El helado
Un matrimonio joven camina por las calles de Manhattan. Es de noche y hace mucho calor. Entran en uno de esos locales que están abiertos las 24 horas para comprar un agua mineral. Él se tienta y compra también un helado envasado de muy buena marca. De vuelta en la calle, lo abre y, después de tomar unas cuantas cucharadas, se da cuenta de que ya no quiere más. Es un pote grande y queda al menos el 70% del contenido. Como su mujer no toma helado, el destino parecía fijado: el primer tacho de basura que encontraran. Un crimen. En eso estaban cuando pasan al lado de un homeless que, desde el piso, estira la mano y les pide una limosna. Él no lo duda: le regala el helado. Siguen caminando y los asalta una inquietud: ¿estuvo bien ese gesto? ¿Está bien dar un helado a medio comer?

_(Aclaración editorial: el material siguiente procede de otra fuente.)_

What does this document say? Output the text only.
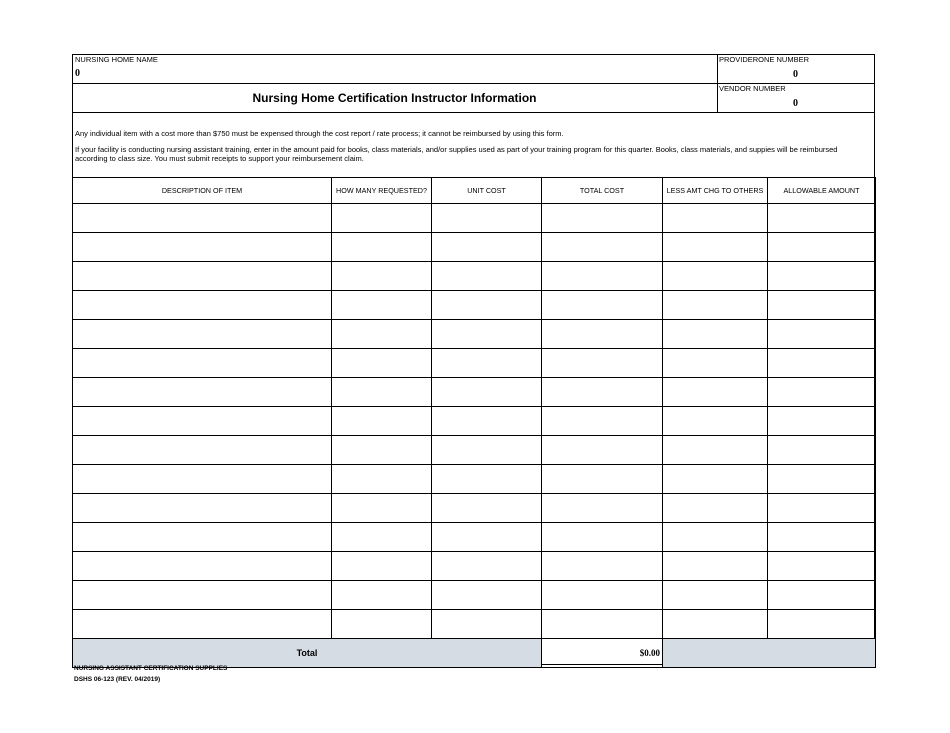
NURSING HOME NAME
0
PROVIDERONE NUMBER
0
VENDOR NUMBER
0
Nursing Home Certification Instructor Information
Any individual item with a cost more than $750 must be expensed through the cost report / rate process; it cannot be reimbursed by using this form.
If your facility is conducting nursing assistant training, enter in the amount paid for books, class materials, and/or supplies used as part of your training program for this quarter. Books, class materials, and suppies will be reimbursed according to class size. You must submit receipts to support your reimbursement claim.
DESCRIPTION OF ITEM	HOW MANY REQUESTED?	UNIT COST	TOTAL COST	LESS AMT CHG TO OTHERS	ALLOWABLE AMOUNT

Total			$0.00		
NURSING ASSISTANT CERTIFICATION SUPPLIES
DSHS 06-123 (REV. 04/2019)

Aunque esa no sea la intención, ¿no se trata, en el fondo, de algo despectivo? ¿No se humilla a la persona que lo recibe, más allá de que esa persona, como en este caso, lo agradezca de buena gana? La pareja comenta después el episodio entre amigos y rápidamente se dividen las opiniones, con sólidos argumentos de los dos lados.
Es una historia sin moraleja. Mejor dicho: sin otra moraleja que la que cada uno le pueda encontrar.